Doch die Operation Sophia soll stattdessen in Phase 3 treten. Europa will die Schlepper auch in Libyen, in den Küstengewässern und an Land bekämpfen. Noch fehlt es dafür an einem UN-Mandat und der Einladung einer „libyschen Regierung“. Zurzeit mühen sich Europa und Deutschland mit Nachdruck eine politischen Einigung in Libyen zu erreichen.

Sollte man dann in Phase 3 eintreten, ist dies nichts anderes als der Eintritt Europas in den libyschen Bürgerkrieg. Das würde mehr und nicht weniger Fluchtgründe schaffen. Aber es würde die Fluchtmöglichkeiten massiv beschneiden.

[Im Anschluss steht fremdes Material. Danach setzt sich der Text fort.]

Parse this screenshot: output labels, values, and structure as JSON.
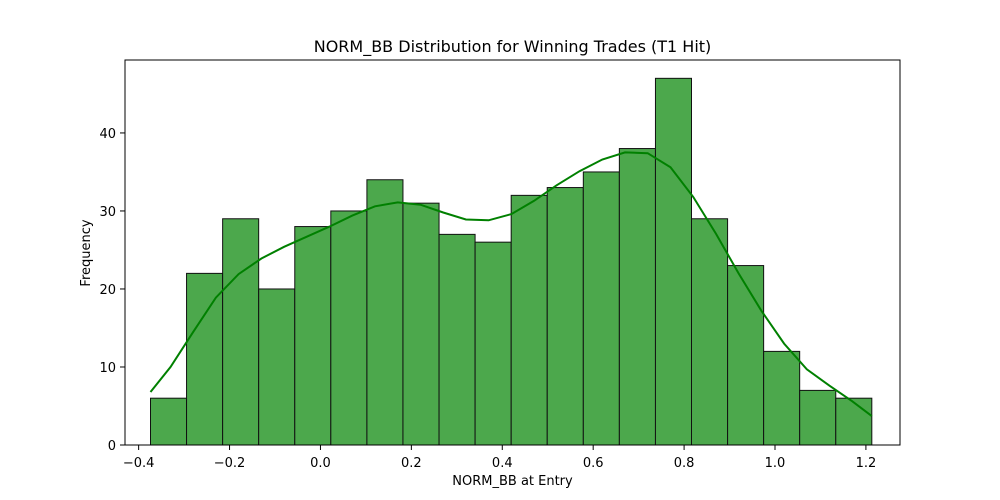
{
  "chart_data": {
    "type": "bar",
    "title": "NORM_BB Distribution for Winning Trades (T1 Hit)",
    "xlabel": "NORM_BB at Entry",
    "ylabel": "Frequency",
    "xlim": [
      -0.43,
      1.275
    ],
    "ylim": [
      0,
      49.35
    ],
    "xticks": [
      -0.4,
      -0.2,
      0.0,
      0.2,
      0.4,
      0.6,
      0.8,
      1.0,
      1.2
    ],
    "xtick_labels": [
      "−0.4",
      "−0.2",
      "0.0",
      "0.2",
      "0.4",
      "0.6",
      "0.8",
      "1.0",
      "1.2"
    ],
    "yticks": [
      0,
      10,
      20,
      30,
      40
    ],
    "ytick_labels": [
      "0",
      "10",
      "20",
      "30",
      "40"
    ],
    "grid": false,
    "bar_color": "#4ca84c",
    "bar_edge_color": "#111111",
    "kde_color": "#008000",
    "bins": [
      {
        "x0": -0.3739,
        "x1": -0.2946,
        "value": 6
      },
      {
        "x0": -0.2946,
        "x1": -0.2152,
        "value": 22
      },
      {
        "x0": -0.2152,
        "x1": -0.1359,
        "value": 29
      },
      {
        "x0": -0.1359,
        "x1": -0.0565,
        "value": 20
      },
      {
        "x0": -0.0565,
        "x1": 0.0228,
        "value": 28
      },
      {
        "x0": 0.0228,
        "x1": 0.1022,
        "value": 30
      },
      {
        "x0": 0.1022,
        "x1": 0.1815,
        "value": 34
      },
      {
        "x0": 0.1815,
        "x1": 0.2609,
        "value": 31
      },
      {
        "x0": 0.2609,
        "x1": 0.3402,
        "value": 27
      },
      {
        "x0": 0.3402,
        "x1": 0.4196,
        "value": 26
      },
      {
        "x0": 0.4196,
        "x1": 0.4989,
        "value": 32
      },
      {
        "x0": 0.4989,
        "x1": 0.5783,
        "value": 33
      },
      {
        "x0": 0.5783,
        "x1": 0.6576,
        "value": 35
      },
      {
        "x0": 0.6576,
        "x1": 0.737,
        "value": 38
      },
      {
        "x0": 0.737,
        "x1": 0.8163,
        "value": 47
      },
      {
        "x0": 0.8163,
        "x1": 0.8957,
        "value": 29
      },
      {
        "x0": 0.8957,
        "x1": 0.975,
        "value": 23
      },
      {
        "x0": 0.975,
        "x1": 1.0543,
        "value": 12
      },
      {
        "x0": 1.0543,
        "x1": 1.1337,
        "value": 7
      },
      {
        "x0": 1.1337,
        "x1": 1.213,
        "value": 6
      }
    ],
    "kde": [
      [
        -0.374,
        6.8
      ],
      [
        -0.33,
        10.0
      ],
      [
        -0.28,
        14.5
      ],
      [
        -0.23,
        18.9
      ],
      [
        -0.18,
        21.9
      ],
      [
        -0.13,
        23.9
      ],
      [
        -0.08,
        25.4
      ],
      [
        -0.03,
        26.7
      ],
      [
        0.02,
        28.0
      ],
      [
        0.07,
        29.4
      ],
      [
        0.12,
        30.6
      ],
      [
        0.17,
        31.1
      ],
      [
        0.22,
        30.8
      ],
      [
        0.27,
        29.8
      ],
      [
        0.32,
        28.9
      ],
      [
        0.37,
        28.8
      ],
      [
        0.42,
        29.6
      ],
      [
        0.47,
        31.3
      ],
      [
        0.52,
        33.3
      ],
      [
        0.57,
        35.1
      ],
      [
        0.62,
        36.6
      ],
      [
        0.67,
        37.5
      ],
      [
        0.72,
        37.4
      ],
      [
        0.77,
        35.6
      ],
      [
        0.82,
        31.8
      ],
      [
        0.87,
        27.1
      ],
      [
        0.92,
        22.0
      ],
      [
        0.97,
        17.2
      ],
      [
        1.02,
        13.0
      ],
      [
        1.07,
        9.7
      ],
      [
        1.12,
        7.6
      ],
      [
        1.17,
        5.6
      ],
      [
        1.213,
        3.7
      ]
    ]
  }
}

Sophia kommt dann nicht mehr.

Wer Schlepper wirksam bekämpfen will, muss ihnen die Geschäftsgrundlage entziehen. Nur wenn es endlich legale Zugangswege nach Europa gibt, muss eine somalische Mutter nicht mehr ihr ganzes Vermögen an kriminelle Schleuser abgeben, um sich mit ihren Kindern auf eine lebensgefährliche Reise über das Mittelmeer zu machen. Dann ist Sophia willkommen.